Andrew Clements 

JACK Quartet – review

JACK Quartet showed their impeccable pedigree with unfussy and intense performances of three 20th-century classics, writes Andrew Clements
  
  


New York-based, dedicated to performing contemporary string quartets and making their London debut on the final weekend of the Wigmore Hall season, JACK Quartet come with an immaculate pedigree. They have studied with the Arditti and the Kronos Quartets, who, over the last two decades, have stood at the forefront of the contemporary quartet repertoire. JACK's own excellent reputation preceded them, too, thanks to their CD survey of Xenakis's string quartets released two years ago.

There was Xenakis in this Wigmore programme, too – his Tetras was the last of three 20th-century classics that made up the bulk of JACK's programme. Alongside them was Matthias Pintscher's Study IV for Treatise on the Veil, from 2004, part of a series of works inspired by Cy Twombly's paintings. Like so much of Pintscher's music it makes the right kind of modernist-chic gestures, in this case a tracery of skeletal, spidery sounds – harmonics and tremolos, often on the threshold of audibility. They are apparently inspired by the techniques of Twombly's works, but really add up to very little.

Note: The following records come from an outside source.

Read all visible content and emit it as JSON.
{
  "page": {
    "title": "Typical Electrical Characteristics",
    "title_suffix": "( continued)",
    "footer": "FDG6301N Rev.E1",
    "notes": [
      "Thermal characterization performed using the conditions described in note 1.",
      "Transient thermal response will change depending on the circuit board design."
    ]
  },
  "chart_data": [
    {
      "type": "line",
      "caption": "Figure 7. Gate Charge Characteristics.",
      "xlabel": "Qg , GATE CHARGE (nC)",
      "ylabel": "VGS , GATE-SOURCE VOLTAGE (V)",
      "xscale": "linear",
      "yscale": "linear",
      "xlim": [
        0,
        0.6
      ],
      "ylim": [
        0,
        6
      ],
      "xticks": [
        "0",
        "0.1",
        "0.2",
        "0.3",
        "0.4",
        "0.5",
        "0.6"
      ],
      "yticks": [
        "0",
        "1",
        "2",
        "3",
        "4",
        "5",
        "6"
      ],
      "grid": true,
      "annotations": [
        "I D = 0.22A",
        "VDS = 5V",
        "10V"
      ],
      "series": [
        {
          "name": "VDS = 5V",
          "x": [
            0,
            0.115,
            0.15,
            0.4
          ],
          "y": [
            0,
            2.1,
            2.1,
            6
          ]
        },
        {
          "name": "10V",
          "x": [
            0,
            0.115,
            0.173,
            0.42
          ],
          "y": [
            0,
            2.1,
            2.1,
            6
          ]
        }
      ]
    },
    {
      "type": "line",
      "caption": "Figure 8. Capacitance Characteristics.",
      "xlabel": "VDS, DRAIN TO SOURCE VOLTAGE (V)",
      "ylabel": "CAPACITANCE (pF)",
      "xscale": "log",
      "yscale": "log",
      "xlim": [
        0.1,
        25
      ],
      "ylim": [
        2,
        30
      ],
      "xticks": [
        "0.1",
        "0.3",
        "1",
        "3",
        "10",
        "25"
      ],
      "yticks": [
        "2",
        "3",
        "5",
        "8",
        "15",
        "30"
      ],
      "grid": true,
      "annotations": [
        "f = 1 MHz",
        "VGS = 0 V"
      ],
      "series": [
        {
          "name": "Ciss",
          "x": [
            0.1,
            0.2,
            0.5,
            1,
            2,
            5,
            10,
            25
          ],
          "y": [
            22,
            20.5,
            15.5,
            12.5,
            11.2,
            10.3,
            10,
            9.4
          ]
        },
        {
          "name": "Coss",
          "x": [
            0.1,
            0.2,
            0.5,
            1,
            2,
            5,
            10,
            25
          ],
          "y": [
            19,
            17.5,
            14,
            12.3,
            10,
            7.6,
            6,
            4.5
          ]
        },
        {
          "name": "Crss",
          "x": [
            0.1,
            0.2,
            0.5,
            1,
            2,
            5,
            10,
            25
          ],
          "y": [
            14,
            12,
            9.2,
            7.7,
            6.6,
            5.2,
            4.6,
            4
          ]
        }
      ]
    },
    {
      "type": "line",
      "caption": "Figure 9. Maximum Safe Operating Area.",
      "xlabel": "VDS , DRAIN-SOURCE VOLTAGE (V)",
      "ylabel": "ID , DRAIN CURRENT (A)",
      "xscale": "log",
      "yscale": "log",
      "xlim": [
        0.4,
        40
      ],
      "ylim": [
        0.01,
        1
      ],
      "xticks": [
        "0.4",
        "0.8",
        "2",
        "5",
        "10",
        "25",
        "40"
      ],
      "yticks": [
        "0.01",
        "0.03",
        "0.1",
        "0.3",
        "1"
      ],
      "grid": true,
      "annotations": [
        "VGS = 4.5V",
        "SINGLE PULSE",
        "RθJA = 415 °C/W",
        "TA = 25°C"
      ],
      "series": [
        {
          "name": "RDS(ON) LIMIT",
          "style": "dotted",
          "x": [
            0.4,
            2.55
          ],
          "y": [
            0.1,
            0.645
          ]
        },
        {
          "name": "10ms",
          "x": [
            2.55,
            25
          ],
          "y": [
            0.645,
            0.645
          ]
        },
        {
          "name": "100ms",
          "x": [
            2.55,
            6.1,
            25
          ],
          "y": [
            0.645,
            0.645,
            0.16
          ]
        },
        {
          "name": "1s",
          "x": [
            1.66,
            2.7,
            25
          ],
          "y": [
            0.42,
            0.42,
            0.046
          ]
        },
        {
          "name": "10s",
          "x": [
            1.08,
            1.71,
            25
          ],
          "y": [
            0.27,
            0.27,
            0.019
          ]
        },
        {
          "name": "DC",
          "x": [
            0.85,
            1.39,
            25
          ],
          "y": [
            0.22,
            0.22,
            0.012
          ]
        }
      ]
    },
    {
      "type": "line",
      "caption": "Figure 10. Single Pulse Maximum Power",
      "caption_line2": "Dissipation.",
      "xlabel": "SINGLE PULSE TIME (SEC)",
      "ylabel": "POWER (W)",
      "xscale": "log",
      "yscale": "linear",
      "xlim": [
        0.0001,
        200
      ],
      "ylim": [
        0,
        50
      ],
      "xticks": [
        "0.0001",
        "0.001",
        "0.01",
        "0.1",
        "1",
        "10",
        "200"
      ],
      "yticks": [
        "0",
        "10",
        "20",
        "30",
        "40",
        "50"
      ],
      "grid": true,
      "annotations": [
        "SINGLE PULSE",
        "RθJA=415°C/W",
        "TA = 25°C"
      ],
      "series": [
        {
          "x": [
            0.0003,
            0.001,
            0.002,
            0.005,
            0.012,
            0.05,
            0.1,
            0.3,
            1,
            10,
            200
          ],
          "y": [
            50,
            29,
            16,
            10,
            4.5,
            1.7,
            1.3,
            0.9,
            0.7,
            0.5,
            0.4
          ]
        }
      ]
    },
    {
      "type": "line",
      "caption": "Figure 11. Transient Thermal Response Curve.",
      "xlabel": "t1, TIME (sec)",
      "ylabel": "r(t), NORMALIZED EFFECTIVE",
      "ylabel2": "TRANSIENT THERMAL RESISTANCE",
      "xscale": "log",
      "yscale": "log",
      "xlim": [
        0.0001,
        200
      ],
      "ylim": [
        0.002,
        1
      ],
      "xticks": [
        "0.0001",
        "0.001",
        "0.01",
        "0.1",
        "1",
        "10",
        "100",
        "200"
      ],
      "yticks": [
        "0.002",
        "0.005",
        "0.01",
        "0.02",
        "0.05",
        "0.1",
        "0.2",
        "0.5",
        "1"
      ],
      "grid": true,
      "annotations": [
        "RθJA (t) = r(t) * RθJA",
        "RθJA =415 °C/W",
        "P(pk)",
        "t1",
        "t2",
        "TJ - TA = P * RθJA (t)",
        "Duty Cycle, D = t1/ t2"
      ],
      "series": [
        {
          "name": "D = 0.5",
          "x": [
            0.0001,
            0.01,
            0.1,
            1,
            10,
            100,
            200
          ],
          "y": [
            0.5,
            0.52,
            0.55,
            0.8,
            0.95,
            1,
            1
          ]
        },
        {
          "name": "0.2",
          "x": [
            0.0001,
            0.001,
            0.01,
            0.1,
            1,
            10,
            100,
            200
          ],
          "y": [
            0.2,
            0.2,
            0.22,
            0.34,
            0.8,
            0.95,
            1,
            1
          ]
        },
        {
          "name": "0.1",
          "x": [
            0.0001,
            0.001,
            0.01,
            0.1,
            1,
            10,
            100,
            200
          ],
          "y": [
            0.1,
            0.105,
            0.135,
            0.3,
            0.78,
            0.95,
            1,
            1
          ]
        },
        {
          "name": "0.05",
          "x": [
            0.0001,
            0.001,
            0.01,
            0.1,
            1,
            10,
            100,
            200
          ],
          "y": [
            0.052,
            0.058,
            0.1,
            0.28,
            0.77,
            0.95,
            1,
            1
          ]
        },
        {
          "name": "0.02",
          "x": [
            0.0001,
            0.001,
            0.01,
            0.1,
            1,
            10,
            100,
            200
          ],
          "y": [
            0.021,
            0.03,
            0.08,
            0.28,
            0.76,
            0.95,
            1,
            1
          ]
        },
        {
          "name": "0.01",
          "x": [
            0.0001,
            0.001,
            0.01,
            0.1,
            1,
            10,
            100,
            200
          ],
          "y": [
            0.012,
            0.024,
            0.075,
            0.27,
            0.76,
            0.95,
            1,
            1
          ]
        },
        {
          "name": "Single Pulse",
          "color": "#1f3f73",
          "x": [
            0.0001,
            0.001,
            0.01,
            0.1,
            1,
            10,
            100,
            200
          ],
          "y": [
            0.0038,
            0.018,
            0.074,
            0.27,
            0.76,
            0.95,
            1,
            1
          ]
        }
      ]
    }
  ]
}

It was delivered, though, with the kind of unfussy intensity that JACK seem to bring to everything they play. In Ligeti's Second Quartet, they combined meticulous care in realising every inflection and colour with a perfectly judged sense of the work's scope and stature. Cage's Quartet in Four Parts was guilelessly beautiful, like a series of renaissance madrigals bleached of their expressive dimensions. The Xenakis, though, was an epic tour de force. Tetras welds the instruments into a single, snarling entity, with fearsome technical challenges; yet, as well as the physicality, what emerged here was the musical structure, thrillingly conveyed.